As already stated, many tools already exist but none achieves, alone, an adequate level of accuracy in the detection of report veridicality. What is proposed in this project is something which surprisingly has never been done before, i.e. combining the best components of a number of the existing tools, including on one hand a) tools that aim at identifying the truth of whole reports using content analysis of discourse (CBCA), b) tools that use content analysis of potential discrepancies across several reports (reverse recall), c) tools that aim at identifying the truth of single statements using response times (aIAT).
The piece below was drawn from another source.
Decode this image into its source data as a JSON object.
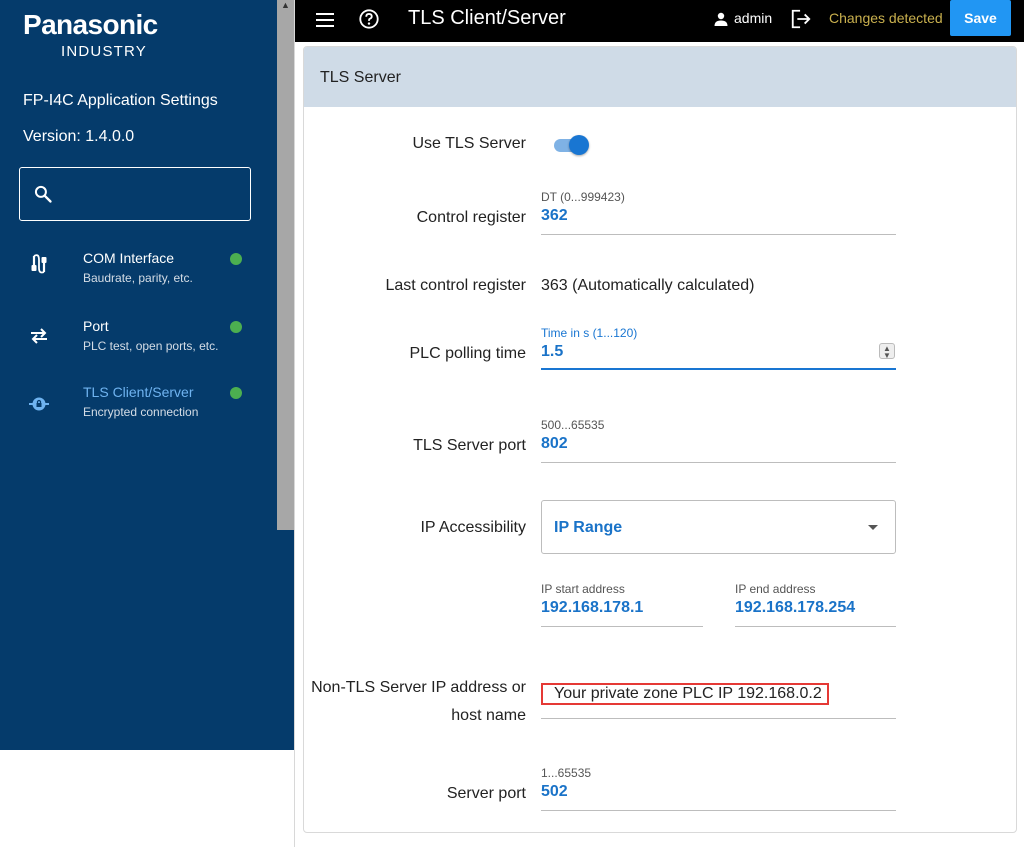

On the other hand, it will also include tools that measure individual characteristics than can make people vulnerable to errors in reporting information (personality, cognitive and suggestibility tests); the measure of some basic physiological functions; and finally elements of non-verbal behaviour displayed by the witness while reporting the information (more classical non-verbal indicators, and a new tool measuring keyboard dynamics detectable when typing.) If additional funding will become available, these data will be integrated with electrophysiological (EEG/ERPs; electroencephalograph/Event Related Potentials) and possibly brain imaging (fMRI- functional magnetic resonance) techniques.
This information, when correctly and smoothly integrated, will provide a substantially improved instrument that will increase the assessment of the veridicality of witness reports. A secondary novel outcome of this project is to provide information about the actual variables that the various measures assess, and their potential conceptual overlap.
The new tool will be tested by law enforcement agencies in Italy first, and in the UK and The Netherlands afterwards, with the possibility of testing it also in other European countries (Sweden and Germany).
The new integrated instrument might become the best practice in the assessment of truthfulness and falsehood in witness statements, and used as a default measure by law enforcement agencies and courts across Europe to assess the veridicality of witness reports. It can also be extended for the assessment of victims' and defendants' reports.